No containment vessel
However, a recurring criticism of Metsamor is that its VVER-440 reactor lacks a shell that would contain radiation in the event of an accident, the Deutsche Welle article said.
Metsamor instead relies on a cooling system designed to prevent the reactor from overheating and giving off radiation if an accident takes place.
The main risk, according to physicist Ferenc Dalknoi-Veress of the US-based James Martin Center for Nonproliferation Studies, is that an earthquake could knock out the site's cooling system for a prolonged period of time.
"The question is, are [Armenia's] steps adequate?" he wrote in an e-mail to Deutsche Welle. "I would argue that building reactors in a seismic area is not a good idea regardless of the protections, which are all to buy time until cooling can be restarted."
In response to such concerns, the European Union's executive offered Armenia up to 138 million euros ($198 million) in 2000 to decommission the plant. Armenia turned down the European Commission's offer, saying the funds were insufficient.
New, bigger plant
The government is waiting until 2016 to shut down the old plant – the limit of the current reactor's intended lifespan. By that time, the Armenian government wants to have a new plant near completion.
Authorities plan to install a VVER-1000 reactor, a newer model of pressurized water reactor with more than three times the capacity of the old one.
A joint Armenian-Russian company has been set up to build the new power plant, but given Armenia's limited wealth, most of the project's financing is expected to come from Russia.
Sanasaryan doubts the plant will solve Armenia's energy problems, and thinks foreign investors will benefit at Armenians' risk.
"It won't be an Armenian plant, a plant that belongs to Armenia," he said. "It will just be a plant that is constructed on the territory of Armenia."
Regional power
Deputy Energy Secretary Galstyan said "in the middle term" Armenia could sell surplus electricity from its new, 1,000 megawatt plant to Georgian and Iran.
"We started and even signed an agreement with a company that was ready to supply electricity from Armenia to Turkey," he said. "But because of political problems, that's why the agreement was not enforced."
Officials in Turkey, Georgia and Azerbaijan have voiced concern that Armenia's current plant poses a threat to the region, with some of them calling for it to be closed.
To assuage its critics, Armenia invited a team of experts from the International Atomic Energy Agency (IAEA) to investigate Metsamor from late May to early June.
The team suggested a number of safety improvements, but concluded that the site had no "extraordinary" problems.
Sanasaryan dismissed the findings, saying the IAEA is dedicated to promoting nuclear power, not ensuring its safety.
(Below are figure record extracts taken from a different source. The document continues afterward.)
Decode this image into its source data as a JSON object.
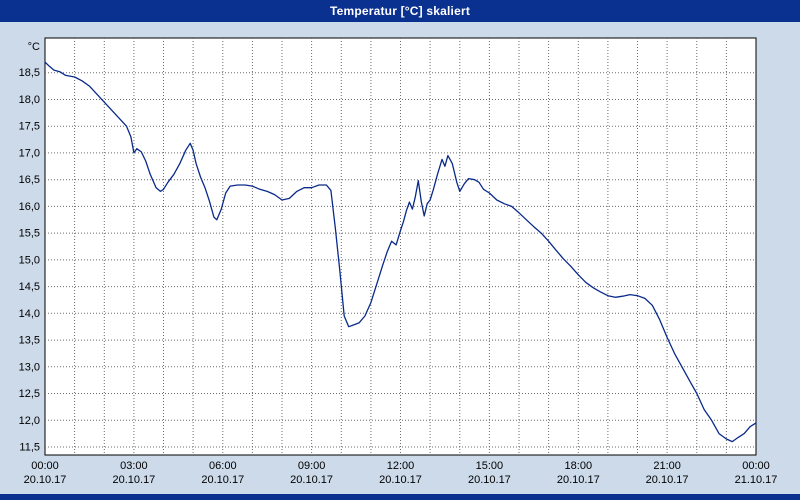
{
  "window": {
    "title": "Temperatur [°C] skaliert"
  },
  "colors": {
    "title_bar_bg": "#0a3190",
    "window_bg": "#ccdaea",
    "plot_bg": "#ffffff",
    "plot_border": "#000000",
    "grid": "#6b6b6b",
    "line": "#0a2a8a",
    "label_text": "#000000",
    "title_text": "#ffffff"
  },
  "chart_data": {
    "type": "line",
    "title": "Temperatur [°C] skaliert",
    "ylabel": "°C",
    "xlabel": "",
    "legend": "none",
    "grid": "dotted",
    "xlim": [
      0,
      24
    ],
    "ylim": [
      11.35,
      19.15
    ],
    "line_color": "#0a2a8a",
    "y_ticks": [
      {
        "value": 18.5,
        "label": "18,5"
      },
      {
        "value": 18.0,
        "label": "18,0"
      },
      {
        "value": 17.5,
        "label": "17,5"
      },
      {
        "value": 17.0,
        "label": "17,0"
      },
      {
        "value": 16.5,
        "label": "16,5"
      },
      {
        "value": 16.0,
        "label": "16,0"
      },
      {
        "value": 15.5,
        "label": "15,5"
      },
      {
        "value": 15.0,
        "label": "15,0"
      },
      {
        "value": 14.5,
        "label": "14,5"
      },
      {
        "value": 14.0,
        "label": "14,0"
      },
      {
        "value": 13.5,
        "label": "13,5"
      },
      {
        "value": 13.0,
        "label": "13,0"
      },
      {
        "value": 12.5,
        "label": "12,5"
      },
      {
        "value": 12.0,
        "label": "12,0"
      },
      {
        "value": 11.5,
        "label": "11,5"
      }
    ],
    "x_ticks": [
      {
        "hour": 0,
        "time": "00:00",
        "date": "20.10.17"
      },
      {
        "hour": 3,
        "time": "03:00",
        "date": "20.10.17"
      },
      {
        "hour": 6,
        "time": "06:00",
        "date": "20.10.17"
      },
      {
        "hour": 9,
        "time": "09:00",
        "date": "20.10.17"
      },
      {
        "hour": 12,
        "time": "12:00",
        "date": "20.10.17"
      },
      {
        "hour": 15,
        "time": "15:00",
        "date": "20.10.17"
      },
      {
        "hour": 18,
        "time": "18:00",
        "date": "20.10.17"
      },
      {
        "hour": 21,
        "time": "21:00",
        "date": "20.10.17"
      },
      {
        "hour": 24,
        "time": "00:00",
        "date": "21.10.17"
      }
    ],
    "x": [
      0,
      0.15,
      0.3,
      0.5,
      0.7,
      1,
      1.25,
      1.5,
      1.75,
      2,
      2.25,
      2.5,
      2.75,
      2.9,
      3,
      3.1,
      3.25,
      3.4,
      3.55,
      3.75,
      3.9,
      4,
      4.15,
      4.35,
      4.55,
      4.75,
      4.9,
      5,
      5.1,
      5.25,
      5.4,
      5.55,
      5.7,
      5.8,
      5.95,
      6.1,
      6.25,
      6.5,
      6.75,
      7,
      7.25,
      7.5,
      7.75,
      8,
      8.25,
      8.5,
      8.75,
      9,
      9.25,
      9.5,
      9.65,
      9.8,
      9.95,
      10.1,
      10.25,
      10.4,
      10.6,
      10.8,
      11,
      11.2,
      11.4,
      11.55,
      11.7,
      11.85,
      12,
      12.1,
      12.2,
      12.3,
      12.4,
      12.5,
      12.6,
      12.7,
      12.8,
      12.9,
      13,
      13.1,
      13.25,
      13.4,
      13.5,
      13.6,
      13.75,
      13.9,
      14,
      14.15,
      14.3,
      14.5,
      14.65,
      14.8,
      15,
      15.25,
      15.5,
      15.75,
      16,
      16.25,
      16.5,
      16.75,
      17,
      17.25,
      17.5,
      17.75,
      18,
      18.25,
      18.5,
      18.75,
      19,
      19.25,
      19.5,
      19.75,
      20,
      20.25,
      20.5,
      20.75,
      21,
      21.25,
      21.5,
      21.75,
      22,
      22.25,
      22.5,
      22.75,
      23,
      23.2,
      23.4,
      23.6,
      23.8,
      24
    ],
    "values": [
      18.7,
      18.62,
      18.55,
      18.52,
      18.45,
      18.42,
      18.35,
      18.25,
      18.1,
      17.95,
      17.8,
      17.65,
      17.5,
      17.3,
      17.0,
      17.08,
      17.02,
      16.85,
      16.6,
      16.35,
      16.28,
      16.32,
      16.45,
      16.6,
      16.8,
      17.05,
      17.18,
      17.05,
      16.8,
      16.55,
      16.35,
      16.1,
      15.8,
      15.75,
      15.95,
      16.25,
      16.38,
      16.4,
      16.4,
      16.38,
      16.32,
      16.28,
      16.22,
      16.12,
      16.15,
      16.28,
      16.35,
      16.35,
      16.4,
      16.4,
      16.3,
      15.6,
      14.8,
      13.95,
      13.75,
      13.78,
      13.82,
      13.95,
      14.2,
      14.55,
      14.9,
      15.15,
      15.35,
      15.28,
      15.55,
      15.72,
      15.92,
      16.08,
      15.95,
      16.18,
      16.48,
      16.1,
      15.82,
      16.05,
      16.12,
      16.3,
      16.6,
      16.88,
      16.75,
      16.95,
      16.8,
      16.45,
      16.28,
      16.42,
      16.52,
      16.5,
      16.45,
      16.32,
      16.25,
      16.12,
      16.05,
      16.0,
      15.88,
      15.75,
      15.62,
      15.5,
      15.35,
      15.18,
      15.02,
      14.88,
      14.72,
      14.58,
      14.48,
      14.4,
      14.33,
      14.3,
      14.32,
      14.35,
      14.33,
      14.28,
      14.15,
      13.88,
      13.55,
      13.25,
      13.0,
      12.75,
      12.5,
      12.2,
      12.0,
      11.75,
      11.65,
      11.6,
      11.68,
      11.75,
      11.88,
      11.95
    ]
  }
}
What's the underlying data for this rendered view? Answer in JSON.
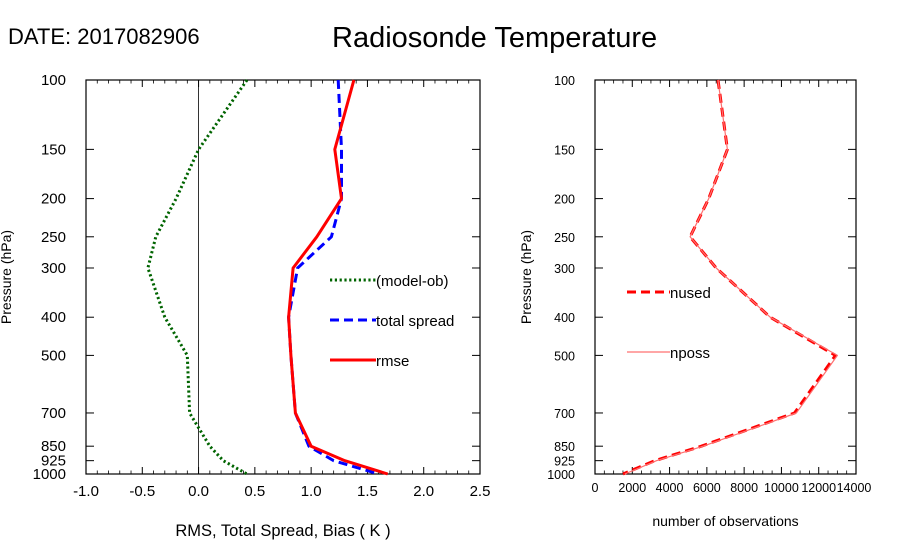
{
  "date_label": "DATE: 2017082906",
  "title": "Radiosonde Temperature",
  "chart_data": [
    {
      "type": "line",
      "xlabel": "RMS, Total Spread, Bias ( K )",
      "ylabel": "Pressure (hPa)",
      "xlim": [
        -1.0,
        2.5
      ],
      "ylim": [
        1000,
        100
      ],
      "y_scale": "log",
      "x_ticks": [
        "-1.0",
        "-0.5",
        "0.0",
        "0.5",
        "1.0",
        "1.5",
        "2.0",
        "2.5"
      ],
      "y_ticks": [
        "100",
        "150",
        "200",
        "250",
        "300",
        "400",
        "500",
        "700",
        "850",
        "925",
        "1000"
      ],
      "zero_line": true,
      "legend_position": "center-right",
      "series": [
        {
          "name": "(model-ob)",
          "color": "#006400",
          "style": "dotted",
          "points": [
            [
              0.43,
              100
            ],
            [
              0.0,
              150
            ],
            [
              -0.2,
              200
            ],
            [
              -0.38,
              250
            ],
            [
              -0.45,
              300
            ],
            [
              -0.3,
              400
            ],
            [
              -0.1,
              500
            ],
            [
              -0.08,
              700
            ],
            [
              0.1,
              850
            ],
            [
              0.22,
              925
            ],
            [
              0.43,
              1000
            ]
          ]
        },
        {
          "name": "total spread",
          "color": "#0000ff",
          "style": "dashed",
          "points": [
            [
              1.24,
              100
            ],
            [
              1.27,
              150
            ],
            [
              1.27,
              200
            ],
            [
              1.18,
              250
            ],
            [
              0.88,
              300
            ],
            [
              0.8,
              400
            ],
            [
              0.82,
              500
            ],
            [
              0.86,
              700
            ],
            [
              0.98,
              850
            ],
            [
              1.2,
              925
            ],
            [
              1.6,
              1000
            ]
          ]
        },
        {
          "name": "rmse",
          "color": "#ff0000",
          "style": "solid",
          "points": [
            [
              1.38,
              100
            ],
            [
              1.21,
              150
            ],
            [
              1.27,
              200
            ],
            [
              1.05,
              250
            ],
            [
              0.84,
              300
            ],
            [
              0.8,
              400
            ],
            [
              0.82,
              500
            ],
            [
              0.86,
              700
            ],
            [
              1.0,
              850
            ],
            [
              1.3,
              925
            ],
            [
              1.68,
              1000
            ]
          ]
        }
      ]
    },
    {
      "type": "line",
      "xlabel": "number of observations",
      "ylabel": "Pressure (hPa)",
      "xlim": [
        0,
        14000
      ],
      "ylim": [
        1000,
        100
      ],
      "y_scale": "log",
      "x_ticks": [
        "0",
        "2000",
        "4000",
        "6000",
        "8000",
        "10000",
        "12000",
        "14000"
      ],
      "y_ticks": [
        "100",
        "150",
        "200",
        "250",
        "300",
        "400",
        "500",
        "700",
        "850",
        "925",
        "1000"
      ],
      "legend_position": "center-left",
      "series": [
        {
          "name": "nused",
          "color": "#ff0000",
          "style": "dashed",
          "points": [
            [
              6600,
              100
            ],
            [
              7100,
              150
            ],
            [
              6100,
              200
            ],
            [
              5100,
              250
            ],
            [
              6500,
              300
            ],
            [
              9400,
              400
            ],
            [
              12900,
              500
            ],
            [
              10700,
              700
            ],
            [
              5700,
              850
            ],
            [
              3200,
              925
            ],
            [
              1500,
              1000
            ]
          ]
        },
        {
          "name": "nposs",
          "color": "#ff7070",
          "style": "solid",
          "points": [
            [
              6600,
              100
            ],
            [
              7100,
              150
            ],
            [
              6100,
              200
            ],
            [
              5100,
              250
            ],
            [
              6500,
              300
            ],
            [
              9400,
              400
            ],
            [
              13000,
              500
            ],
            [
              10800,
              700
            ],
            [
              5800,
              850
            ],
            [
              3300,
              925
            ],
            [
              1600,
              1000
            ]
          ]
        }
      ]
    }
  ]
}
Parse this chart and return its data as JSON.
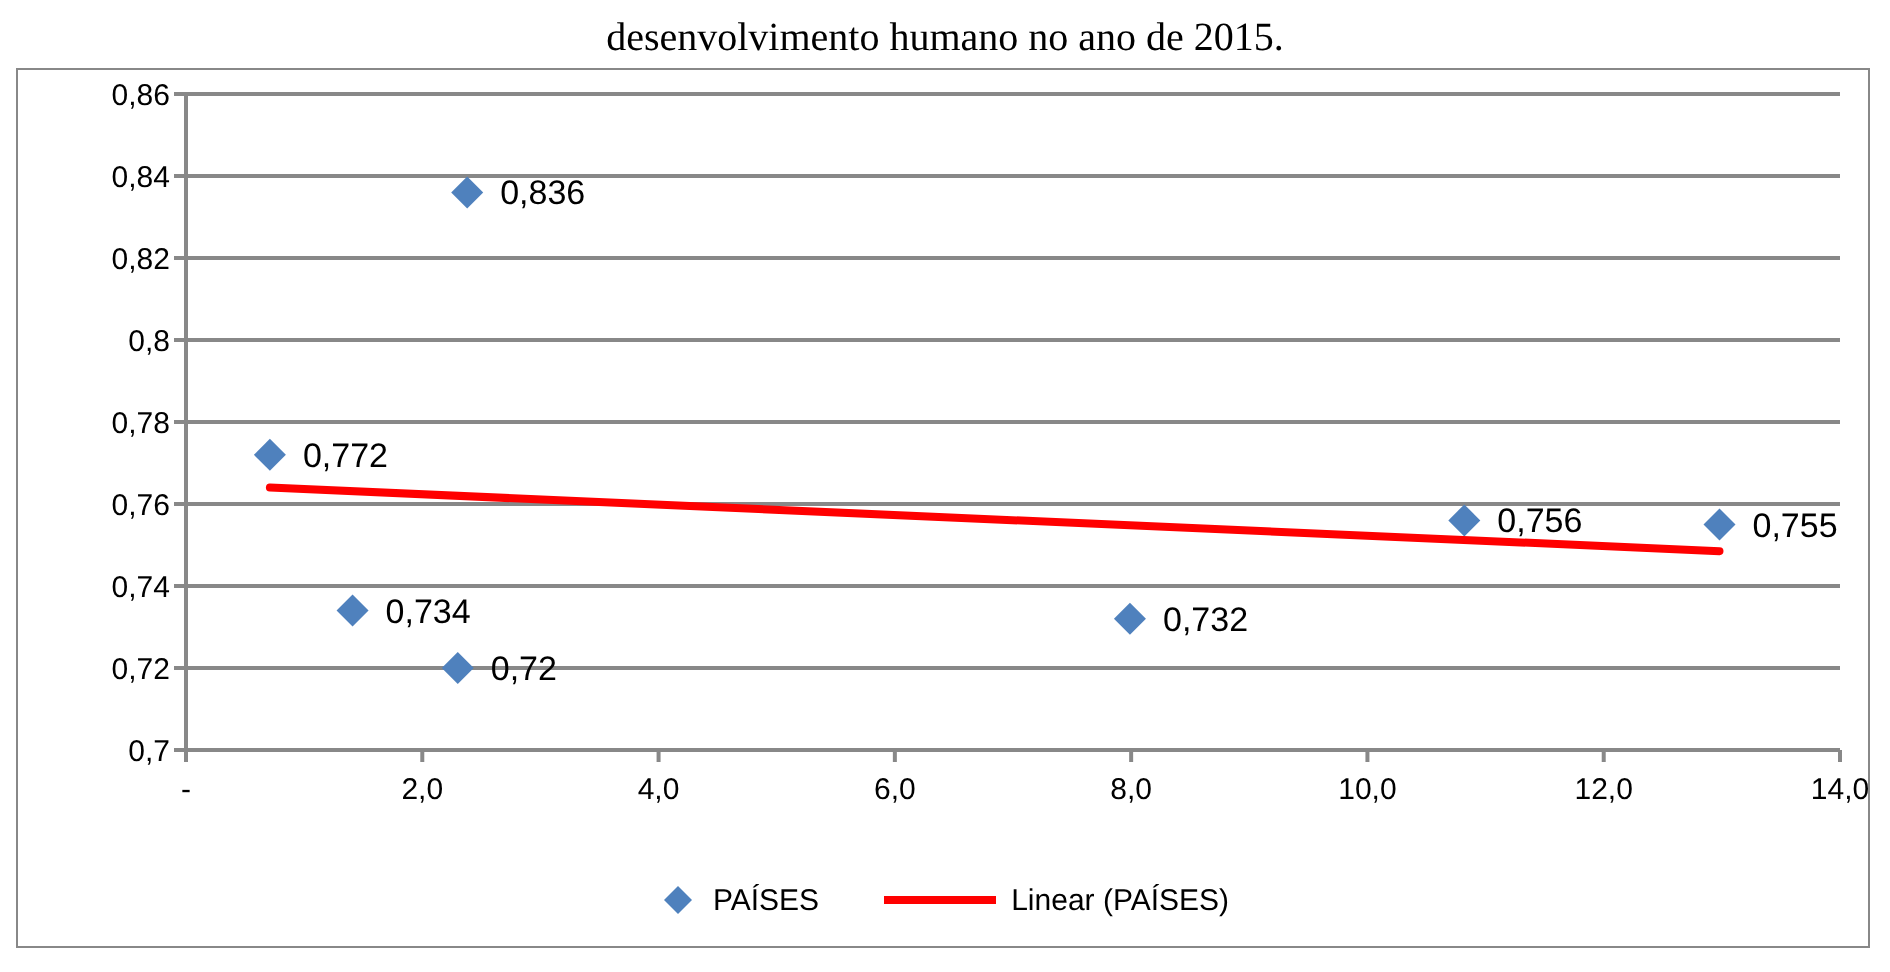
{
  "chart_data": {
    "type": "scatter",
    "title": "desenvolvimento humano no ano de 2015.",
    "series": [
      {
        "name": "PAÍSES",
        "color": "#4f81bd",
        "marker": "diamond",
        "x": [
          0.71,
          1.41,
          2.3,
          2.38,
          7.99,
          10.82,
          12.98
        ],
        "values": [
          0.772,
          0.734,
          0.72,
          0.836,
          0.732,
          0.756,
          0.755
        ],
        "value_labels": [
          "0,772",
          "0,734",
          "0,72",
          "0,836",
          "0,732",
          "0,756",
          "0,755"
        ]
      },
      {
        "name": "Linear (PAÍSES)",
        "type": "line",
        "color": "#ff0000",
        "marker": "none",
        "line_style": "solid",
        "x": [
          0.71,
          12.98
        ],
        "values": [
          0.764,
          0.7485
        ]
      }
    ],
    "xlim": [
      0,
      14
    ],
    "xticks": [
      {
        "value": 0,
        "label": "-"
      },
      {
        "value": 2,
        "label": "2,0"
      },
      {
        "value": 4,
        "label": "4,0"
      },
      {
        "value": 6,
        "label": "6,0"
      },
      {
        "value": 8,
        "label": "8,0"
      },
      {
        "value": 10,
        "label": "10,0"
      },
      {
        "value": 12,
        "label": "12,0"
      },
      {
        "value": 14,
        "label": "14,0"
      }
    ],
    "ylim": [
      0.7,
      0.86
    ],
    "yticks": [
      {
        "value": 0.7,
        "label": "0,7"
      },
      {
        "value": 0.72,
        "label": "0,72"
      },
      {
        "value": 0.74,
        "label": "0,74"
      },
      {
        "value": 0.76,
        "label": "0,76"
      },
      {
        "value": 0.78,
        "label": "0,78"
      },
      {
        "value": 0.8,
        "label": "0,8"
      },
      {
        "value": 0.82,
        "label": "0,82"
      },
      {
        "value": 0.84,
        "label": "0,84"
      },
      {
        "value": 0.86,
        "label": "0,86"
      }
    ],
    "grid": "y",
    "legend": "bottom"
  }
}
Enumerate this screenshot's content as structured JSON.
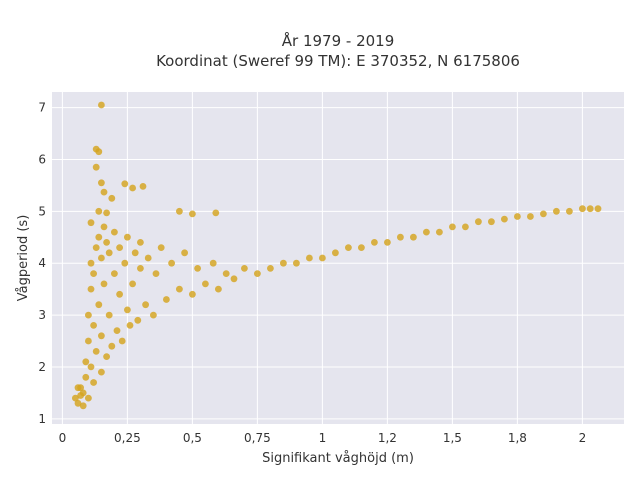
{
  "chart_data": {
    "type": "scatter",
    "title": "År 1979 - 2019",
    "subtitle": "Koordinat (Sweref 99 TM): E 370352, N 6175806",
    "xlabel": "Signifikant våghöjd (m)",
    "ylabel": "Vågperiod (s)",
    "xlim": [
      -0.04,
      2.16
    ],
    "ylim": [
      0.9,
      7.3
    ],
    "x_ticks": [
      0,
      0.25,
      0.5,
      0.75,
      1,
      1.25,
      1.5,
      1.75,
      2
    ],
    "x_tick_labels": [
      "0",
      "0,25",
      "0,5",
      "0,75",
      "1",
      "1,2",
      "1,5",
      "1,8",
      "2"
    ],
    "y_ticks": [
      1,
      2,
      3,
      4,
      5,
      6,
      7
    ],
    "y_tick_labels": [
      "1",
      "2",
      "3",
      "4",
      "5",
      "6",
      "7"
    ],
    "grid": true,
    "legend": "none",
    "colors": {
      "marker": "#d4a41f",
      "plot_background": "#e5e5ee",
      "grid": "#ffffff"
    },
    "series": [
      {
        "points": [
          [
            0.06,
            1.3
          ],
          [
            0.07,
            1.45
          ],
          [
            0.07,
            1.6
          ],
          [
            0.08,
            1.25
          ],
          [
            0.08,
            1.5
          ],
          [
            0.09,
            1.8
          ],
          [
            0.09,
            2.1
          ],
          [
            0.1,
            1.4
          ],
          [
            0.1,
            2.5
          ],
          [
            0.1,
            3.0
          ],
          [
            0.11,
            2.0
          ],
          [
            0.11,
            3.5
          ],
          [
            0.11,
            4.0
          ],
          [
            0.12,
            1.7
          ],
          [
            0.12,
            2.8
          ],
          [
            0.12,
            3.8
          ],
          [
            0.13,
            4.3
          ],
          [
            0.13,
            2.3
          ],
          [
            0.14,
            3.2
          ],
          [
            0.14,
            4.5
          ],
          [
            0.15,
            1.9
          ],
          [
            0.15,
            2.6
          ],
          [
            0.15,
            4.1
          ],
          [
            0.16,
            3.6
          ],
          [
            0.16,
            4.7
          ],
          [
            0.17,
            2.2
          ],
          [
            0.17,
            4.4
          ],
          [
            0.18,
            3.0
          ],
          [
            0.18,
            4.2
          ],
          [
            0.19,
            2.4
          ],
          [
            0.2,
            3.8
          ],
          [
            0.2,
            4.6
          ],
          [
            0.21,
            2.7
          ],
          [
            0.22,
            3.4
          ],
          [
            0.22,
            4.3
          ],
          [
            0.23,
            2.5
          ],
          [
            0.24,
            4.0
          ],
          [
            0.25,
            3.1
          ],
          [
            0.25,
            4.5
          ],
          [
            0.26,
            2.8
          ],
          [
            0.27,
            3.6
          ],
          [
            0.28,
            4.2
          ],
          [
            0.29,
            2.9
          ],
          [
            0.3,
            3.9
          ],
          [
            0.3,
            4.4
          ],
          [
            0.32,
            3.2
          ],
          [
            0.33,
            4.1
          ],
          [
            0.35,
            3.0
          ],
          [
            0.36,
            3.8
          ],
          [
            0.38,
            4.3
          ],
          [
            0.4,
            3.3
          ],
          [
            0.42,
            4.0
          ],
          [
            0.45,
            3.5
          ],
          [
            0.47,
            4.2
          ],
          [
            0.5,
            3.4
          ],
          [
            0.52,
            3.9
          ],
          [
            0.55,
            3.6
          ],
          [
            0.58,
            4.0
          ],
          [
            0.6,
            3.5
          ],
          [
            0.63,
            3.8
          ],
          [
            0.66,
            3.7
          ],
          [
            0.7,
            3.9
          ],
          [
            0.75,
            3.8
          ],
          [
            0.8,
            3.9
          ],
          [
            0.85,
            4.0
          ],
          [
            0.9,
            4.0
          ],
          [
            0.95,
            4.1
          ],
          [
            1.0,
            4.1
          ],
          [
            1.05,
            4.2
          ],
          [
            1.1,
            4.3
          ],
          [
            1.15,
            4.3
          ],
          [
            1.2,
            4.4
          ],
          [
            1.25,
            4.4
          ],
          [
            1.3,
            4.5
          ],
          [
            1.35,
            4.5
          ],
          [
            1.4,
            4.6
          ],
          [
            1.45,
            4.6
          ],
          [
            1.5,
            4.7
          ],
          [
            1.55,
            4.7
          ],
          [
            1.6,
            4.8
          ],
          [
            1.65,
            4.8
          ],
          [
            1.7,
            4.85
          ],
          [
            1.75,
            4.9
          ],
          [
            1.8,
            4.9
          ],
          [
            1.85,
            4.95
          ],
          [
            1.9,
            5.0
          ],
          [
            1.95,
            5.0
          ],
          [
            2.0,
            5.05
          ],
          [
            2.03,
            5.05
          ],
          [
            2.06,
            5.05
          ],
          [
            0.15,
            7.05
          ],
          [
            0.13,
            6.2
          ],
          [
            0.14,
            6.15
          ],
          [
            0.13,
            5.85
          ],
          [
            0.15,
            5.55
          ],
          [
            0.16,
            5.37
          ],
          [
            0.24,
            5.53
          ],
          [
            0.27,
            5.45
          ],
          [
            0.31,
            5.48
          ],
          [
            0.19,
            5.25
          ],
          [
            0.45,
            5.0
          ],
          [
            0.5,
            4.95
          ],
          [
            0.59,
            4.97
          ],
          [
            0.17,
            4.97
          ],
          [
            0.14,
            5.0
          ],
          [
            0.11,
            4.78
          ],
          [
            0.05,
            1.4
          ],
          [
            0.06,
            1.6
          ]
        ]
      }
    ]
  }
}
Meanwhile, Armenia has agreed to give Metsamor a "stress tes" with parameters set earlier this year by the European Union's executive.
"If it turns out adjustments must be made, they will do that," Marlene Holzner, a spokesperson for the EU's Energy Commissioner, told Deutsche Welle. "If we get a request for co-funding, we can also co-finance" such adjustments.
Holzener said Armenian and EU officials were still working out technical details of the test. She added that after a summer pause, they would likely meet again in the fall, but that no date had been set for the test.
The Armenian Energy Ministry's spokeswoman said, however, on 23 July that the stress tests had started and could last several months.